Menyambut Kemenangan Kedua Obama
Ahmad Sahide
            Pada tanggal 6 November kemarin, tepatnya 7 November untuk waktu Indonesia, barangkali milyaran pasangan mata seantero dunia tertuju pada Amerika Serikat. Mereka menyaksikan dan ingin memastikan siapa pilihan rakyat Amerika empat tahun ke depan. Pemimpin negeri Paman Sam tersebut sekaligus menjadi pemimpin dunia. Bagi yang menyaksikan detik-detik penghitungan suara (electoral votes), terlepas ia berpihak pada presiden petahana Barack Obama ataupun Mitt Romney, pasti dijangkiti ketegangan tingkat tinggi. Hal itu karena ketatnya persaingan kedua kandidat, bahkan disebut-sebut sebagai persaingan yang terketat selama  pesta daur ulang demokrasi negara adi daya tersebut.
            Obama, presiden berkulit hitam pertama, akhirnya kembali memenangi persaingan menuju Gedung Putih dengan perolehan 303 suara  electoral votes, sedangkan Romney hanya memperoleh 206 suara  electoral votes (Kompas, 8/11/2012). Hari itu, Selasa 6 November waktu Amerika Serikat, tentu adalah akhir dari masa-masa ketegangan yang dialami Obama. Obama, setidaknya, bisa merasakan kelegaan karena tidak dipermalukan oleh Romney, saingan beratnya.

Catatan Untuk Kemenangan Obama

Kemenangan Obama kali ini menghadirkan beberapa catatan politik untuk kita semua. Pertama, kemenangan Obama kali ini tidak seperti kemenangan yang diraihnya empat tahun lalu (2008).

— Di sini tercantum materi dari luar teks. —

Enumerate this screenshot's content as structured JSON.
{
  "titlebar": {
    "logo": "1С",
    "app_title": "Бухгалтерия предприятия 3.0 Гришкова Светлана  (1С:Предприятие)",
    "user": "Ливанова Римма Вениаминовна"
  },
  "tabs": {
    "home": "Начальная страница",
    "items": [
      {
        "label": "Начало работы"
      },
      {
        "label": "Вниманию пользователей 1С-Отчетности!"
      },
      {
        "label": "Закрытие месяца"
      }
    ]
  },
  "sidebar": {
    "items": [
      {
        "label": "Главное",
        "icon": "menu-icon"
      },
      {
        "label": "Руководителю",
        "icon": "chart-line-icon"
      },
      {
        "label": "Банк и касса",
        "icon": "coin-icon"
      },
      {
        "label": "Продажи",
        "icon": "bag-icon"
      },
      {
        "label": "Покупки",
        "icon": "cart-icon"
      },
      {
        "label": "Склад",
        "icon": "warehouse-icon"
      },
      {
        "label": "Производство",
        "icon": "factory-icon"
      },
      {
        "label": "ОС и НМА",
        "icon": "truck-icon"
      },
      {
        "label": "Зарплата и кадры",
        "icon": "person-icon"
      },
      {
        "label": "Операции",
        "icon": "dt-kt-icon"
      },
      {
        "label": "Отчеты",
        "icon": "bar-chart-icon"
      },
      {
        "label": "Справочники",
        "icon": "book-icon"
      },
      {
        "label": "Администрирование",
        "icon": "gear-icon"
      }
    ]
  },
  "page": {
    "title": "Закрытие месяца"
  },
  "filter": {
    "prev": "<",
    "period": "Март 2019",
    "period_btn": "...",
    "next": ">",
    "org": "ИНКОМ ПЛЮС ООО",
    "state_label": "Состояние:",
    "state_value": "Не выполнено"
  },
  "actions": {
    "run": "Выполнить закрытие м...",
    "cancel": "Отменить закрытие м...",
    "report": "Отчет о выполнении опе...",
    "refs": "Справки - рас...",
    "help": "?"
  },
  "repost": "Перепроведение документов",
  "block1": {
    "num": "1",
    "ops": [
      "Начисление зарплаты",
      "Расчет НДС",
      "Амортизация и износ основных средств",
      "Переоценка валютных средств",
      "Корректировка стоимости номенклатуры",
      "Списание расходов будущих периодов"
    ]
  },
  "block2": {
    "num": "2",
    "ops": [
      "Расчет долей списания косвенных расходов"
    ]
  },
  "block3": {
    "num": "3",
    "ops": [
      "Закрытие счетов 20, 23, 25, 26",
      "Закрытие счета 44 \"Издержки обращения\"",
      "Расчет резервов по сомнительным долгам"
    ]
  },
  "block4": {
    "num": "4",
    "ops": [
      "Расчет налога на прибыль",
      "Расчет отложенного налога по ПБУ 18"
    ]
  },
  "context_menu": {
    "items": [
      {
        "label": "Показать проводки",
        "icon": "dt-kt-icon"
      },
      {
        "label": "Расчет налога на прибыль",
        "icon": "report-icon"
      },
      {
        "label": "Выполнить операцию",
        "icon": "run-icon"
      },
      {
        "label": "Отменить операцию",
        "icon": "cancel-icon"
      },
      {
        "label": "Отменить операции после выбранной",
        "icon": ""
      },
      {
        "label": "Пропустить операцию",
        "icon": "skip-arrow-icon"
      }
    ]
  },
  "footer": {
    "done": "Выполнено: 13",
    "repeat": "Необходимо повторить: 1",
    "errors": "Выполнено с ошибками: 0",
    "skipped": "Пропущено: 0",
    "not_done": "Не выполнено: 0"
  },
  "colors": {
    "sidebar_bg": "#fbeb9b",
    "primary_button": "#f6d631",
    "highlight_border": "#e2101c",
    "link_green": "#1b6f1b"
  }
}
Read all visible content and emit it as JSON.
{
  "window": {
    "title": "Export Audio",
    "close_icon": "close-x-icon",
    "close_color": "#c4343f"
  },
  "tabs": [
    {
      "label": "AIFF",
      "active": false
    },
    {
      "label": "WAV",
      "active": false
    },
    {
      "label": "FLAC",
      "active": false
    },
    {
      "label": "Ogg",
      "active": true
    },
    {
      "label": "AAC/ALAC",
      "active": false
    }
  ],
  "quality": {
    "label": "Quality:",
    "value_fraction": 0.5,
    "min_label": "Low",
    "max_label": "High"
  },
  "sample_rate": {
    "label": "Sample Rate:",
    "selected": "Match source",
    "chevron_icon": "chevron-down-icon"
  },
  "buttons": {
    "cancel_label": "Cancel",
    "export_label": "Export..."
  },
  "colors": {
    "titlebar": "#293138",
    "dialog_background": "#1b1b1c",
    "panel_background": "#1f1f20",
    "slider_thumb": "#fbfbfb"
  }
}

Pada saat itu, jauh sebelum hari pemungutan suara, sudah dipastikan bahwa Obama akan memenangi pemilihan presiden AS. Hal itu karena kehadiran Obama yang dilihat seolah sebagai ‘Ratu Adil” sejagat yang diutus Tuhan di tanah Amerika. Hal itu terbukti dengan kemenangan telak Obama yang memperoleh 365 suara electoral votes, sedangkan pesaingnya, John McCain hanya memperoleh 173 suara electoral votes. Pada saat itu Obama sangat leluasa (tanpa ketegangan) menari di atas panggung politik negara adidaya tersebut. Pada saat itu, dunia juga menyambut Obama dengan meriah, seolah seluruh dunia terkena sindrom ‘Obamamia.’ Obama dilihatnya sebagai politisi dengan hati Malaikat, tidak bercacat, ma’shum dalam istilah politik Syi’ah.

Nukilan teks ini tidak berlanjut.